XML… unravelling chaos

Image of a ball of wool unravelling around the letters XMLWhilst I would definitely not claim to be an expert, writing this blog has allowed me to learn a reasonable amount about XML over the years.  Most of the articles I’ve written have been about explaining how to manage the many amazing features in the filetypes that are supported by Trados Studio… and of course how to deal with the many changes over the years as the filetypes have become more and more sophisticated catering for the demands of our customers and the changes in the technologies applied to XML in general.  The result of these changes has led to some… let’s say… less than user friendly interfaces and features and you’d certainly be forgiven if you thought things were becoming a little chaotic!

Another long article warning (XML does this to me!), but for example, when 2019 SR2 was released some years ago we could see this:

Four different types of XML to choose from when you came to create your filetype!  Fortunately today we only have one:

It turns out the chaos was just the result of having to not only provide many enhancements over the years while still supporting legacy workflows because we had so many customers still using older technology, but we were also building for the future… supporting both desktop and working in the cloud:

Screenshot showing the same new filetype options in the cloud

Everything the same and only one XML to choose from!  It’s all starting to make sense and it supports users who are choosing to work more in the cloud by ensuring they have the same experience whether working with Trados Studio or any of the cloud products such as Trados Enterprise and Trados Team.

But there are still a few things I’ve not discussed in my articles around the use of XML so I decided to put my recent forays into the world of AI to one side and see if I can unravel a little more of the XML chaos that’s still hanging around.

Parser Rules Type

When you create your new XML filetype the second thing you’ll do after providing the standard Filetype Information is create your parser rules.  But before you get to there you have to make a decision about the Parser Rule Type.  It’s the same question in Trados Studio as it is in the cloud:

Screenshot showing the Trados Studio and Cloud UI for this feature together

I won’t keep doing this… but it’s definitely worth noting that most of all this cool stuff we can do in Trados Studio is there in the cloud too.  This takes a lot of work and it adds a lot of complexity that I bet most users won’t really appreciate, and the engineering teams definitely deserve a lot of credit for trying to keep the right balance over the years in supporting the past while forging ahead into the future.

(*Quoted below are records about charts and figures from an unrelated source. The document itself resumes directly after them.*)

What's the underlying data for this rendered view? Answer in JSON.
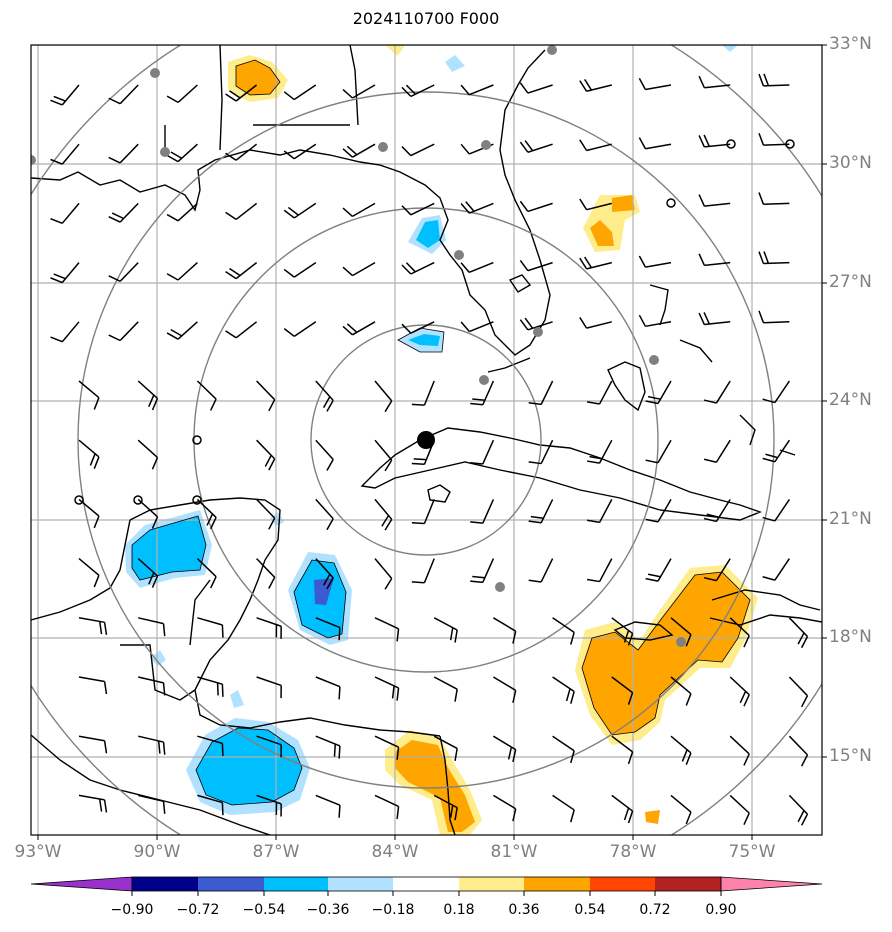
{
  "title": "2024110700 F000",
  "lat_labels": [
    "33°N",
    "30°N",
    "27°N",
    "24°N",
    "21°N",
    "18°N",
    "15°N"
  ],
  "lon_labels": [
    "93°W",
    "90°W",
    "87°W",
    "84°W",
    "81°W",
    "78°W",
    "75°W"
  ],
  "colorbar": {
    "ticks": [
      "−0.90",
      "−0.72",
      "−0.54",
      "−0.36",
      "−0.18",
      "0.18",
      "0.36",
      "0.54",
      "0.72",
      "0.90"
    ],
    "colors": [
      "#9932cc",
      "#00008b",
      "#3b5bd0",
      "#00bfff",
      "#b0e2ff",
      "#ffffff",
      "#ffec8b",
      "#ffa500",
      "#ff4500",
      "#b22222",
      "#ff82ab"
    ]
  },
  "colors": {
    "grid": "#b0b0b0",
    "range_rings": "#808080",
    "station_marker": "#808080",
    "center_marker": "#000000"
  }
}
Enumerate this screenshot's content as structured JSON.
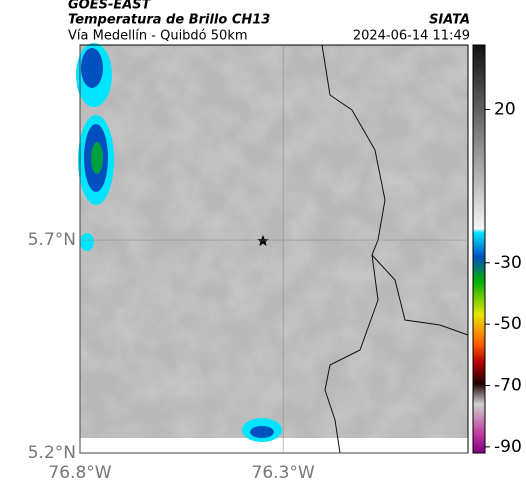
{
  "header": {
    "satellite": "GOES-EAST",
    "product": "Temperatura de Brillo CH13",
    "source": "SIATA",
    "location": "Vía Medellín - Quibdó 50km",
    "datetime": "2024-06-14 11:49"
  },
  "map": {
    "xlim": [
      -76.8,
      -75.845
    ],
    "ylim": [
      5.2,
      6.158
    ],
    "xticks": [
      {
        "value": -76.8,
        "label": "76.8°W"
      },
      {
        "value": -76.3,
        "label": "76.3°W"
      }
    ],
    "yticks": [
      {
        "value": 5.2,
        "label": "5.2°N"
      },
      {
        "value": 5.7,
        "label": "5.7°N"
      }
    ],
    "grid": true
  },
  "colorbar": {
    "lim": [
      41,
      -92
    ],
    "ticks": [
      20,
      -30,
      -50,
      -70,
      -90
    ]
  }
}
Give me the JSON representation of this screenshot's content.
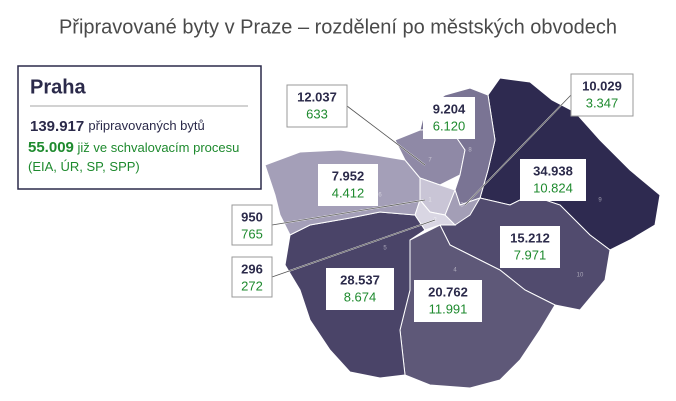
{
  "title": "Připravované byty v Praze – rozdělení po městských obvodech",
  "summary": {
    "heading": "Praha",
    "total": "139.917",
    "total_text": "připravovaných bytů",
    "approved": "55.009",
    "approved_text": "již ve schvalovacím procesu (EIA, ÚR, SP, SPP)"
  },
  "districts": [
    {
      "number": "1",
      "total": "950",
      "approved": "765"
    },
    {
      "number": "2",
      "total": "296",
      "approved": "272"
    },
    {
      "number": "3",
      "total": "10.029",
      "approved": "3.347"
    },
    {
      "number": "4",
      "total": "20.762",
      "approved": "11.991"
    },
    {
      "number": "5",
      "total": "28.537",
      "approved": "8.674"
    },
    {
      "number": "6",
      "total": "7.952",
      "approved": "4.412"
    },
    {
      "number": "7",
      "total": "12.037",
      "approved": "633"
    },
    {
      "number": "8",
      "total": "9.204",
      "approved": "6.120"
    },
    {
      "number": "9",
      "total": "34.938",
      "approved": "10.824"
    },
    {
      "number": "10",
      "total": "15.212",
      "approved": "7.971"
    }
  ]
}
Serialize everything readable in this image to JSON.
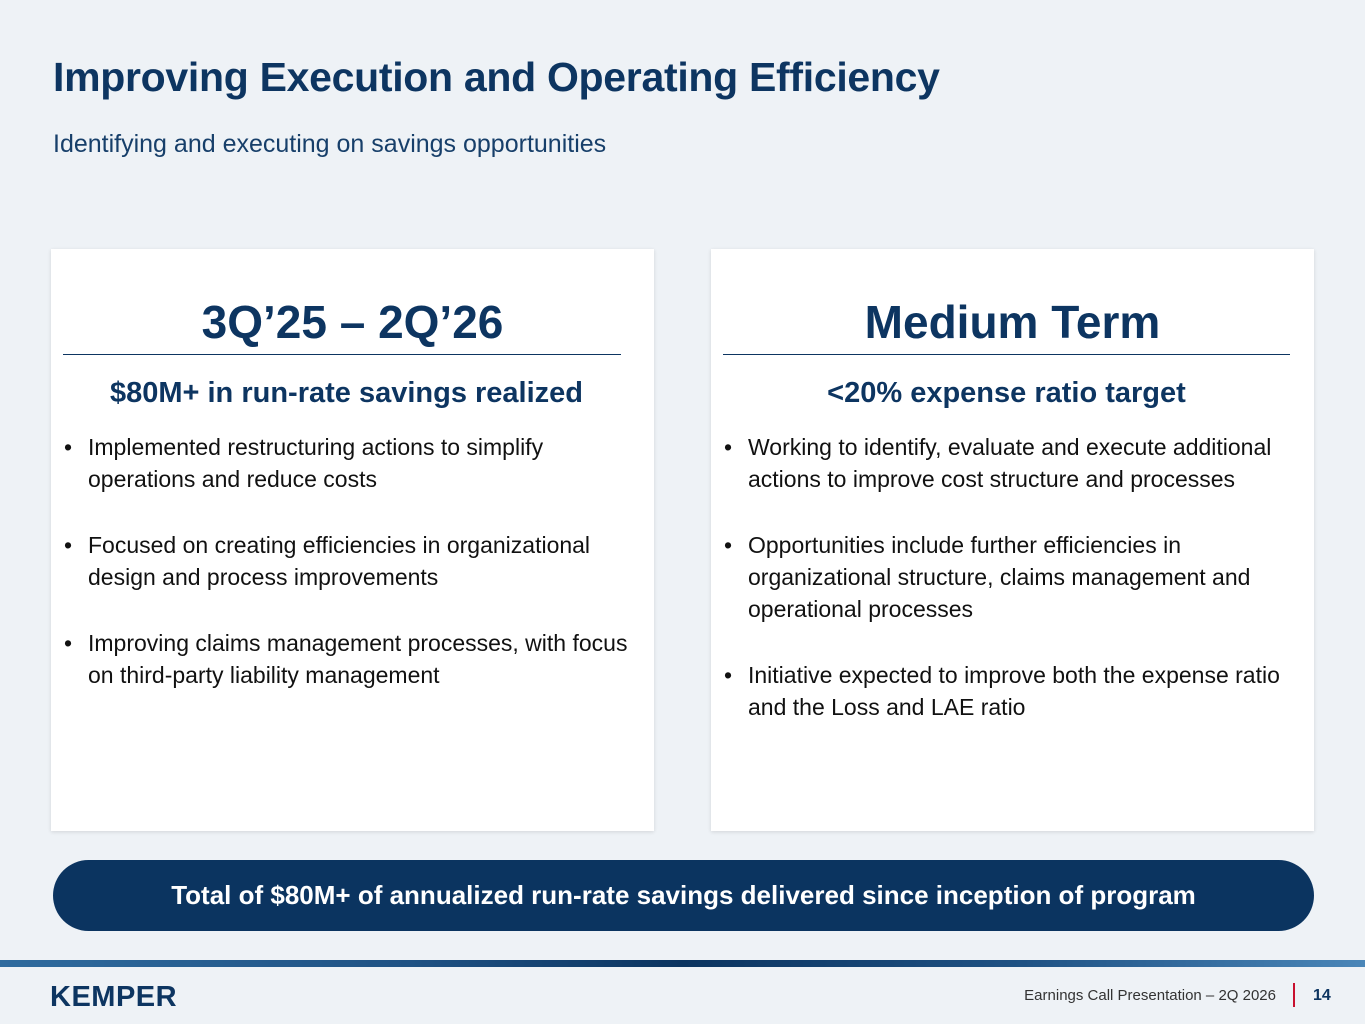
{
  "header": {
    "title": "Improving Execution and Operating Efficiency",
    "subtitle": "Identifying and executing on savings opportunities"
  },
  "cards": [
    {
      "title": "3Q’25 – 2Q’26",
      "subtitle": "$80M+ in run-rate savings realized",
      "bullets": [
        "Implemented restructuring actions to simplify operations and reduce costs",
        "Focused on creating efficiencies in organizational design and process improvements",
        "Improving claims management processes, with focus on third-party liability management"
      ]
    },
    {
      "title": "Medium Term",
      "subtitle": "<20% expense ratio target",
      "bullets": [
        "Working to identify, evaluate and execute additional actions to improve cost structure and processes",
        "Opportunities include further efficiencies in organizational structure, claims management and operational processes",
        "Initiative expected to improve both the expense ratio and the Loss and LAE ratio"
      ]
    }
  ],
  "banner": {
    "text": "Total of $80M+ of annualized run-rate savings delivered since inception of program"
  },
  "footer": {
    "logo": "KEMPER",
    "presentation": "Earnings Call Presentation – 2Q 2026",
    "page_number": "14"
  },
  "colors": {
    "primary": "#0b3460",
    "background": "#eef2f6",
    "accent": "#c8102e"
  }
}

But let’s talk about these two types and why we have them… and more importantly what it means when you choose one over the other.

XPath rules

If you choose to go with XPath rules you are giving yourself complete flexibility to do two things:

  1. create XPath rules to manage the data in the XML in pretty much any way you wish.  Here the rules for XPath can be as complex as you like allowing you to manage some very specific requirements such as the ones I covered in this article, and
  2. work with namespaces to further customise your XML filetype through being able to uniquely identify element and attribute  names, especially when working with multiple XML files in a project where only the namespace provides the ability to avoid any ambiguity between the files.

XML Settings Import

Here you have two choices:

  1. Create an XML filetype based on the default settings, or
  2. Define settings based on XML, sdlftsettings or XSD rule

Looks like this:

Screenshot showing the XML settings page in Trados Studio

If you choose to create an XML filetype based on the default settings then you’ll be taken through the filetype wizard and will have to create all the information needed to handle your XML file yourself.  If you decide to define settings based on XML, sdlftsettings or XSD rules then some, or all, of the work in defining the rules is done for you.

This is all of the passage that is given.